(Foto: TAVO)
Sí, hablar cerca de los confines de la Tierra podría remontarnos a las antiquísimas narraciones de marinos que ubicaban ahí abismos interminables que eran el nido de monstruos infernales. Ahí, donde la mirada se extravía en medio del agua en sus diversos estados de agregación, encontró su fascinación la curiosidad del poeta Pablo Neruda.
En esos lares también supe de otro final, del de una era de gigantes que concluía con la muerte de Fidel Castro. Eran los últimos días de mi estancia en Viña del Mar y mientras el mundo removía lo espeso de sus sentimientos con el fin de la existencia física del histórico líder de la Revolución cubana, yo paladeaba otro colofón, el de los póstumos sorbos de una botella de Mistral.

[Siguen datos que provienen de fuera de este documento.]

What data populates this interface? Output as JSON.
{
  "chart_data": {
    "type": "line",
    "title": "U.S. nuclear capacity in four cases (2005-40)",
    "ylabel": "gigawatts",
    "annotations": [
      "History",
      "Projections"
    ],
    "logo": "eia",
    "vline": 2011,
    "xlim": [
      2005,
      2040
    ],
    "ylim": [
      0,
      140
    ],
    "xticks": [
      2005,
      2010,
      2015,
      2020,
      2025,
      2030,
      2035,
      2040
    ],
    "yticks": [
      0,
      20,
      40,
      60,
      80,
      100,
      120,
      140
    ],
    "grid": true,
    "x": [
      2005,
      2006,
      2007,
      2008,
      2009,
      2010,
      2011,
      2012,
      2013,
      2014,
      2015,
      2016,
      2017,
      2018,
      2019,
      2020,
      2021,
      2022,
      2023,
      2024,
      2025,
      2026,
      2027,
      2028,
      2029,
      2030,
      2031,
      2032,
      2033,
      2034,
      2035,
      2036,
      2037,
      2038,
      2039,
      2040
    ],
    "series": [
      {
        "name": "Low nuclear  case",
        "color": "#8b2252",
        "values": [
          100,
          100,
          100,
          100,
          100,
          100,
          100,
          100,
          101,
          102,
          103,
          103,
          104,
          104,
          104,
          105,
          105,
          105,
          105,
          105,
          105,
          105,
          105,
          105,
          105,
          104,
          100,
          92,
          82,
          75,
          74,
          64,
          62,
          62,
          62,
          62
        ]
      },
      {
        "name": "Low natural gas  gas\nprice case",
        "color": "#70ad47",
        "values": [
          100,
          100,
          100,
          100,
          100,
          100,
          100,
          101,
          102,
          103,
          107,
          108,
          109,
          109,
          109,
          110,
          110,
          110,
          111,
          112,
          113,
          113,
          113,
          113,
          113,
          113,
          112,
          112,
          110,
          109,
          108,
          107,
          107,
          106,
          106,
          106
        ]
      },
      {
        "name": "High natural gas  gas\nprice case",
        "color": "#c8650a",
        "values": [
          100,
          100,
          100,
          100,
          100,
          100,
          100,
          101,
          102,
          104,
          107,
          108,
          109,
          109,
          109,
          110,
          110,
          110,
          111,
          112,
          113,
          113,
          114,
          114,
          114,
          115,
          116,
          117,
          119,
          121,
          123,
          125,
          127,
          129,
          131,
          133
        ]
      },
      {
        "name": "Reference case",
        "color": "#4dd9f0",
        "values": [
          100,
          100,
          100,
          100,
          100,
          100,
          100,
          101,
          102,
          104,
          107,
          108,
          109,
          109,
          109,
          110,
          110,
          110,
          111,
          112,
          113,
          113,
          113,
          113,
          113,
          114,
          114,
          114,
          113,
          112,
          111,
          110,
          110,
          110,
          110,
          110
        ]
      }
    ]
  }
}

La televisión y los medios de comunicación bombardearon de inmediato el ambiente del país con las anécdotas de la visita de Castro durante los primeros días del gobierno de Salvador Allende. Salvador Rubio, el excelente y generoso anfitrión viñamarino, remembraba con su esposa aquellos días de bullicio por el encuentro de dos de los más carismáticos líderes que ha conocido América Latina: Allende y Castro.
Fidel, recordaba Salvador, había ido a Chile sólo por diez días y terminó por quedarse 23. Esto causó dificultades al gobierno de Allende, no sólo en términos políticos frente a una oposición que anatemizaba el marxismo del barbón cubano, sino también dentro del protocolo que debía movilizarse para atender al jefe de Estado de la isla.
Mi visita estaba a punto de concluir, el pisco también terminaba de diluirse en la sangre y Fidel se nos escurría por la puerta de la eternidad en la que apenas caben los grandes; pero se apilaban en mis sentidos el paso de mi andar de La Moneda al Museo de la Memoria y, sin titubear, mi mente se estacionaba en aquella estupenda conversación con Salvador Rubio y su primo Sebastián Ibarra.
Una crónica apretada del golpe militar de 1973, las vivencias personalísimas de aquel día funesto para Chile, el paso por las cárceles y campos de concentración del entonces cabo segundo de la Marina Chilena, Sebastián Ibarra, quien había hecho manifiesta su oposición al derrocamiento del gobierno de Allende, la decisión de Salvador Rubio de incorporarse a la Policía de Investigaciones, las posiciones encontradas de ambos chilenos sobre el papel de Allende en la historia, sobre Augusto Pinochet, sobre las autodefensas mexicanas; sus coincidencias sobre la definición de una dictadura y la imposibilidad de que éstas regresen a la realidad latinoamericana, acerca del amor y la vocación de servicio hacia su patria que les fue inculcada a ambos; los tangos y las cuecas, el asado y el futbol, la pasión por la historia, el socialismo progresista, la preocupación por el primo en el exilio, la canallada de pretender hacer de Salvador Allende un acobardado suicida, el abrazo a los sobrinos, las charlas sobre Bélgica, la corta noche austral… el reencuentro posible.
Esta delirante cascada de imágenes y recuerdos trasplantados en mi cabeza por la magia de la palabra, esta sensación de encontrarme en medio de un mundo que no acaba por quedarse atrás y otro que aún no termina por nacer, este filo en el que navega la memoria y que parece abalanzarla entre la mar y el apocalíptico precipicio del que hablaban los navegantes de antaño, todo ello evoca, sin embargo, al angustiante pero fascinante anhelo de la utopía que nos hace movernos hacia adelante.
De Sebastián y Salvador recuerdo un epíteto de aquella conversación: “Todas las dictaduras comienzan mal y por ello acaban mal”. Sin embargo hay otra dictadura, la de la memoria, la de los recuerdos, la que añora la poesía, la que anda por los cerros de Valparaíso en los pies de los niños, la que corre como nieve derretida en el deshielo de los Andes, la que se impone extrayendo vino de las uvas, la del país que se aferra sus fronteras en tres continentes; la tiranía que aspira a la felicidad cotidiana, aquella que los chilenos guardan como tesoro casi al fin del mundo, esa siempre tendrá un buen fin.